If you do not have a repository with the current kernel source handy, use
`git` to obtain one. You'll want to start with the mainline repository, which
can be grabbed with:

    
    
    git clone git://git.kernel.org/pub/scm/linux/kernel/git/torvalds/linux.git

We will now do a bit more clean up and "embed" these chunks to store them in a Vector Database.

# Let's take care of some of the formatting so it doesn't conflict with our
# typical prompt template structure
docs = [x.replace('#', '-') for x in docs]
 
 
# Now we need to embed these documents and put them into a "vector store" or
# "vector db" that we will use for semantic search and retrieval.
 
# Embeddings setup
name="all-MiniLM-L12-v2"
model = SentenceTransformer(name)
 
def embed_batch(batch):
    return [model.encode(sentence) for sentence in batch]
 
def embed(sentence):
    return model.encode(sentence)
 
# LanceDB setup
os.mkdir(".lancedb")
uri = ".lancedb"
db = lancedb.connect(uri)
 
# Create a dataframe with the chunk ids and chunks
metadata = []
for i in range(len(docs)):
    metadata.append([
        i,
        docs[i]
    ])
doc_df = pd.DataFrame(metadata, columns=["chunk", "text"])
 
# Embed the documents
data = with_embeddings(embed_batch, doc_df)
 
# Create the DB table and add the records.
db.create_table("linux", data=data)
table = db.open_table("linux")
table.add(data=data)

We now have:

  • Downloaded our reference data (for eventual retrieval)
  • Split that reference data into relevant sized chunks for injection into our prompts
  • Embedded those chunks (such that we have a vector that can be used for matching)
  • Stored the vectors into the Vector Database (LanceDB in this case)
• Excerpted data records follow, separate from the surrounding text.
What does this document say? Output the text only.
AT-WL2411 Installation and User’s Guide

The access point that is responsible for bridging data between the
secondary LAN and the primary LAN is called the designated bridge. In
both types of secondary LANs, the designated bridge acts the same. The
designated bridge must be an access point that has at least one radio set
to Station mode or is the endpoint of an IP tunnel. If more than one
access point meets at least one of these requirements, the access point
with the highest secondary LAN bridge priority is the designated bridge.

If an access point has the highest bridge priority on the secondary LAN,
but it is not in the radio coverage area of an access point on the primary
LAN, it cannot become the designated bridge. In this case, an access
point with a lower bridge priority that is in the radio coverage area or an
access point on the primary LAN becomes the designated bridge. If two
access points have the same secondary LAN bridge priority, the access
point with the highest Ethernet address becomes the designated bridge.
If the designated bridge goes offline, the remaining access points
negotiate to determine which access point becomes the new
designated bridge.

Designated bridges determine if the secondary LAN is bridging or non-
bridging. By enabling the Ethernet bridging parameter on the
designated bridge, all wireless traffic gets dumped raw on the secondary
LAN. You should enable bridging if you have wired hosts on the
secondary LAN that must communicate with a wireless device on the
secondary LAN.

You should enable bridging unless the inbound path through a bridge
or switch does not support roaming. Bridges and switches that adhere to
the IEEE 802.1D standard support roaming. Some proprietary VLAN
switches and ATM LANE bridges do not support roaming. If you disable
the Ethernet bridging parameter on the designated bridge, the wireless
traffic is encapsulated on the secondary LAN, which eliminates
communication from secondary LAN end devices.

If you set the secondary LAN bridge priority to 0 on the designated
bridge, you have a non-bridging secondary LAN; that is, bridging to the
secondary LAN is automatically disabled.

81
We can now try matching to text chunks in the database:

# Let's try to match a query to one of our documents.
message = "How many problems should be solved per patch?"
results = table.search(embed(message)).limit(5).to_df()
results.head()

This will give a dataframe with a ranking of relevant text chunks by a "distance" metric. The lower the distance, the more semantically relevant the chunk is to the user query.

chunk_distance
0520.785209
1520.785209
2140.844908
3140.844908
460.878058

Now we can create a function that will return an answer to a user query based on the RAG methodology:

# Now let's augment our Q&A prompt with this external knowledge on-the-fly!!!
template = """### Instruction:
Read the below input context and respond with a short answer to the given question. Use only the information in the below input to answer the question. If you cannot answer the question, respond with "Sorry, I can't find an answer, but you might try looking in the following resource."
 
### Input:
Context: {context}
 
Question: {question}
 
### Response:
"""
qa_prompt = PromptTemplate(
    input_variables=["context", "question"],
    template=template,
)
 
def rag_answer(message):
 
  # Search the for relevant context
  results = table.search(embed(message)).limit(5).to_df()
  results.sort_values(by=['_distance'], inplace=True, ascending=True)
  doc_use = results['text'].values[0]
 
  # Augment the prompt with the context
  prompt = qa_prompt.format(context=doc_use, question=message)
 
  # Get a response
  result = pg.Completion.create(
      model="Nous-Hermes-Llama2-13B",
      prompt=prompt
  )
 
  return result['choices'][0]['text']
 
response = rag_answer("How many problems should be solved in a single patch?")
 
print('')
print("RESPONSE:", response)

This will return something similar to:

RESPONSE: A single patch should solve one problem at a time.